According to The New York Times (NYT), while millions of Americans are struggling with rising prices and record federal budget deficits, the Treasury Department and Internal Revenue Service (IRS) under President Donald Trump quietly issued a series of new regulations, reducing hundreds of billions of dollars in tax incentives for large corporations and the super-rich.
These “technical incentives” were announced through a series of internal memos and draft regulations since last summer, without congressional approval, without a press conference, and without public scrutiny. But according to tax experts, those quiet announcements have largely invalidated the Inflation Reduction Act (IRA) of 2022, which President Joe Biden signed into law to ensure that highly profitable companies pay a minimum of 15% corporate income tax.
The law, which was expected to raise $222 billion over 10 years, may now be reduced to a mere figure after the Trump administration loosened, exempted and “rewrote” its implementing regulations.
* Tax cuts that do not pass Congress
According to the NYT, the new regulations of the Ministry of Finance have opened up tax escapes for a series of wealthy industries: Private equity funds, cryptocurrency companies, insurance groups, foreign real estate investments and transnational corporations.
“The Treasury is implementing tax cuts that Congress never passed,” said Kyle Pomerleau, a tax expert at the American Enterprise Institute (AEI). “Congress makes tax laws, not the Treasury. When an executive branch expands its authority like that, it violates constitutional principles.”
President Trump signed the Big, Beautiful Act (OBBBA) in July, a $4 trillion tax cut plan, largely for big businesses and the wealthy, in exchange for cuts to health care for the elderly and the Supplemental Nutrition Assistance Program (SNAP) for the poor.
Now, under new Treasury regulations, companies will receive hundreds of billions of dollars in additional relief, while the federal budget deficit swells by trillions of dollars.
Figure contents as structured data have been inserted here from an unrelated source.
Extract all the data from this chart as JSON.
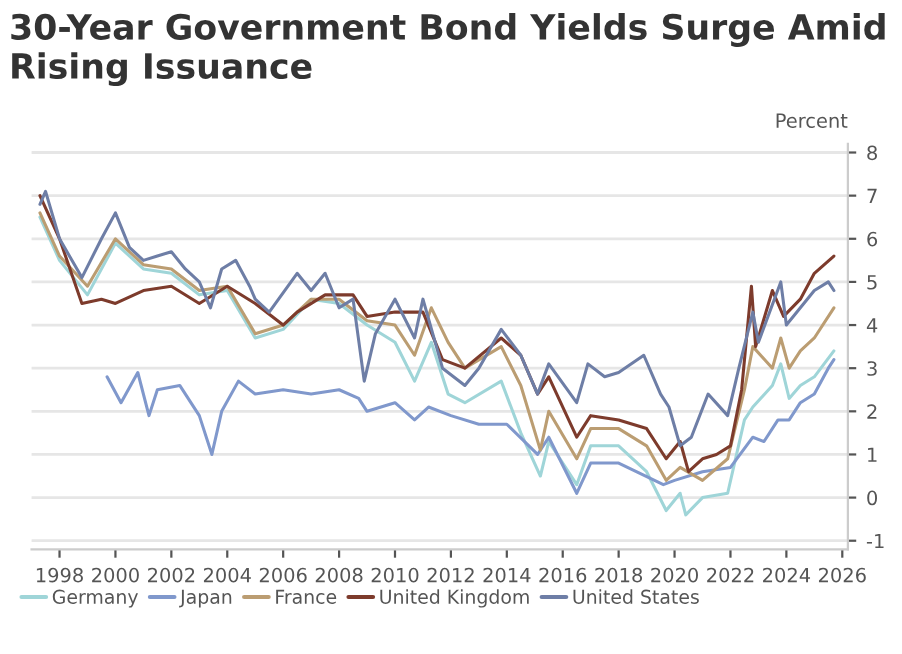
{
  "chart_data": {
    "type": "line",
    "title": "30-Year Government Bond Yields Surge Amid Rising Issuance",
    "ylabel": "Percent",
    "xlim": [
      1997.0,
      2026.2
    ],
    "xticks": [
      1998,
      2000,
      2002,
      2004,
      2006,
      2008,
      2010,
      2012,
      2014,
      2016,
      2018,
      2020,
      2022,
      2024,
      2026
    ],
    "ylim": [
      -1.2,
      8.2
    ],
    "yticks": [
      -1,
      0,
      1,
      2,
      3,
      4,
      5,
      6,
      7,
      8
    ],
    "grid": "y",
    "legend": "bottom left",
    "series": [
      {
        "name": "Germany",
        "color": "#9fd5d8",
        "x": [
          1997.3,
          1998,
          1999,
          2000,
          2001,
          2002,
          2003,
          2004,
          2005,
          2006,
          2007,
          2008,
          2009,
          2010,
          2010.7,
          2011.3,
          2011.9,
          2012.5,
          2013.8,
          2014.5,
          2015.2,
          2015.5,
          2016.5,
          2017,
          2018,
          2019,
          2019.7,
          2020.2,
          2020.4,
          2021,
          2021.9,
          2022.5,
          2022.8,
          2023.5,
          2023.8,
          2024.1,
          2024.5,
          2025.0,
          2025.7
        ],
        "values": [
          6.5,
          5.5,
          4.7,
          5.9,
          5.3,
          5.2,
          4.7,
          4.8,
          3.7,
          3.9,
          4.6,
          4.5,
          4.0,
          3.6,
          2.7,
          3.6,
          2.4,
          2.2,
          2.7,
          1.5,
          0.5,
          1.3,
          0.3,
          1.2,
          1.2,
          0.6,
          -0.3,
          0.1,
          -0.4,
          0.0,
          0.1,
          1.8,
          2.1,
          2.6,
          3.1,
          2.3,
          2.6,
          2.8,
          3.4
        ]
      },
      {
        "name": "Japan",
        "color": "#8098cc",
        "x": [
          1999.7,
          2000.2,
          2000.8,
          2001.2,
          2001.5,
          2002.3,
          2003.0,
          2003.45,
          2003.8,
          2004.4,
          2005,
          2006,
          2007,
          2008,
          2008.7,
          2009,
          2010,
          2010.7,
          2011.2,
          2012,
          2013,
          2014,
          2015.1,
          2015.5,
          2016.5,
          2017,
          2018,
          2019.6,
          2020,
          2021,
          2022,
          2022.8,
          2023.2,
          2023.7,
          2024.1,
          2024.5,
          2025.0,
          2025.5,
          2025.7
        ],
        "values": [
          2.8,
          2.2,
          2.9,
          1.9,
          2.5,
          2.6,
          1.9,
          1.0,
          2.0,
          2.7,
          2.4,
          2.5,
          2.4,
          2.5,
          2.3,
          2.0,
          2.2,
          1.8,
          2.1,
          1.9,
          1.7,
          1.7,
          1.0,
          1.4,
          0.1,
          0.8,
          0.8,
          0.3,
          0.4,
          0.6,
          0.7,
          1.4,
          1.3,
          1.8,
          1.8,
          2.2,
          2.4,
          3.0,
          3.2
        ]
      },
      {
        "name": "France",
        "color": "#bb9d72",
        "x": [
          1997.3,
          1998,
          1999,
          2000,
          2001,
          2002,
          2003,
          2004,
          2005,
          2006,
          2007,
          2008,
          2009,
          2010,
          2010.7,
          2011.3,
          2011.9,
          2012.5,
          2013.8,
          2014.5,
          2015.2,
          2015.5,
          2016.5,
          2017,
          2018,
          2019,
          2019.7,
          2020.2,
          2021,
          2021.9,
          2022.5,
          2022.8,
          2023.5,
          2023.8,
          2024.1,
          2024.5,
          2025.0,
          2025.7
        ],
        "values": [
          6.6,
          5.6,
          4.9,
          6.0,
          5.4,
          5.3,
          4.8,
          4.9,
          3.8,
          4.0,
          4.6,
          4.6,
          4.1,
          4.0,
          3.3,
          4.4,
          3.6,
          3.0,
          3.5,
          2.6,
          1.1,
          2.0,
          0.9,
          1.6,
          1.6,
          1.2,
          0.4,
          0.7,
          0.4,
          0.9,
          2.5,
          3.5,
          3.0,
          3.7,
          3.0,
          3.4,
          3.7,
          4.4
        ]
      },
      {
        "name": "United Kingdom",
        "color": "#7d3b2c",
        "x": [
          1997.3,
          1998,
          1998.8,
          1999.5,
          2000,
          2001,
          2002,
          2003,
          2004,
          2005,
          2006,
          2006.5,
          2007.5,
          2008.5,
          2009,
          2010,
          2011,
          2011.7,
          2012.5,
          2013.8,
          2014.5,
          2015.1,
          2015.5,
          2016.5,
          2017,
          2018,
          2019,
          2019.7,
          2020.2,
          2020.5,
          2021,
          2021.5,
          2022.0,
          2022.4,
          2022.75,
          2022.9,
          2023.5,
          2023.9,
          2024.5,
          2025.0,
          2025.7
        ],
        "values": [
          7.0,
          6.0,
          4.5,
          4.6,
          4.5,
          4.8,
          4.9,
          4.5,
          4.9,
          4.5,
          4.0,
          4.3,
          4.7,
          4.7,
          4.2,
          4.3,
          4.3,
          3.2,
          3.0,
          3.7,
          3.3,
          2.4,
          2.8,
          1.4,
          1.9,
          1.8,
          1.6,
          0.9,
          1.3,
          0.6,
          0.9,
          1.0,
          1.2,
          2.5,
          4.9,
          3.5,
          4.8,
          4.2,
          4.6,
          5.2,
          5.6
        ]
      },
      {
        "name": "United States",
        "color": "#6e7ea6",
        "x": [
          1997.3,
          1997.5,
          1998,
          1998.8,
          1999.5,
          2000.0,
          2000.5,
          2001,
          2001.5,
          2002,
          2002.5,
          2003,
          2003.4,
          2003.8,
          2004.3,
          2004.8,
          2005,
          2005.5,
          2006.5,
          2007,
          2007.5,
          2008,
          2008.5,
          2008.9,
          2009.3,
          2010,
          2010.7,
          2011.0,
          2011.7,
          2012.5,
          2013,
          2013.8,
          2014.5,
          2015.1,
          2015.5,
          2016.5,
          2016.9,
          2017.5,
          2018,
          2018.9,
          2019.5,
          2019.8,
          2020.2,
          2020.6,
          2021.2,
          2021.9,
          2022.3,
          2022.8,
          2023.0,
          2023.8,
          2024.0,
          2024.5,
          2025.0,
          2025.5,
          2025.7
        ],
        "values": [
          6.8,
          7.1,
          6.0,
          5.1,
          6.0,
          6.6,
          5.8,
          5.5,
          5.6,
          5.7,
          5.3,
          5.0,
          4.4,
          5.3,
          5.5,
          4.9,
          4.6,
          4.3,
          5.2,
          4.8,
          5.2,
          4.4,
          4.6,
          2.7,
          3.8,
          4.6,
          3.7,
          4.6,
          3.0,
          2.6,
          3.0,
          3.9,
          3.3,
          2.4,
          3.1,
          2.2,
          3.1,
          2.8,
          2.9,
          3.3,
          2.4,
          2.1,
          1.2,
          1.4,
          2.4,
          1.9,
          3.0,
          4.3,
          3.6,
          5.0,
          4.0,
          4.4,
          4.8,
          5.0,
          4.8
        ]
      }
    ]
  }
}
* The way out for the super rich
According to the disclosure, two major cryptocurrency companies, Coinbase and Strategy, were at risk of being subject to a minimum tax of billions of dollars under the IRA law. But after lobbying by a group of lawyers who served in the Trump administration, the IRS officially “relaxed the regulations”, exempting the above companies on the grounds of “unrealized profits”. As a result, just a few hours later, Strategy announced that it was “no longer subject to the minimum tax”.
Some energy companies have also been quick to benefit. Cheniere Energy, the largest natural gas exporter in the United States, revealed that thanks to the latest announcement from the Treasury Department, it will receive a $380 million tax refund.
Investment funds like Blackstone, the Wall Street icon, also won “flexibility privileges” to recalculate their tax liability in the most favorable way. Insurance companies were allowed to offset losses from previous years to reduce their current tax liability.
“What they’re doing is essentially wiping out the entire law,” said veteran tax lawyer Monte Jackel, a former IRS official. “This is no longer technical guidance, this is a rewrite of the tax code.”
* President Trump opens "tax havens" for the elite
Financial analysts call this version 2.0 of the “tax cut for the rich” policy that started in President Trump’s first term. At that time, similar regulations eliminated inheritance taxes on large assets and sharply reduced corporate tax to 21%, leaving a series of large corporations such as Amazon, Microsoft, AT&T to pay almost no tax.
Meanwhile, American workers continue to pay taxes regularly and welfare programs like Medicare and Medicaid continue to be cut to “make up for the deficit.”
“When the Treasury Department issues regulations instead of going through Congress, they can give preferential treatment to a small group without having to cut elsewhere to compensate. It’s a way to give gifts to the rich without anyone seeing it,” said Daniel Hemel, a law professor at New York University.
According to experts, the Trump administration calls this an “investment incentive policy,” but in reality, it is a sophisticated copy of the old “trickle-down” policy, meaning money flows up, never trickling down.
While billionaires rejoice over lighter tax bills and the national budget deficit increases by trillions of dollars, ordinary people will suffer the consequences through health care services, social security, and higher prices of goods.
The question is no longer “who gets tax cuts?” but “who will pay the taxes that the wealthy have just been exempted from?”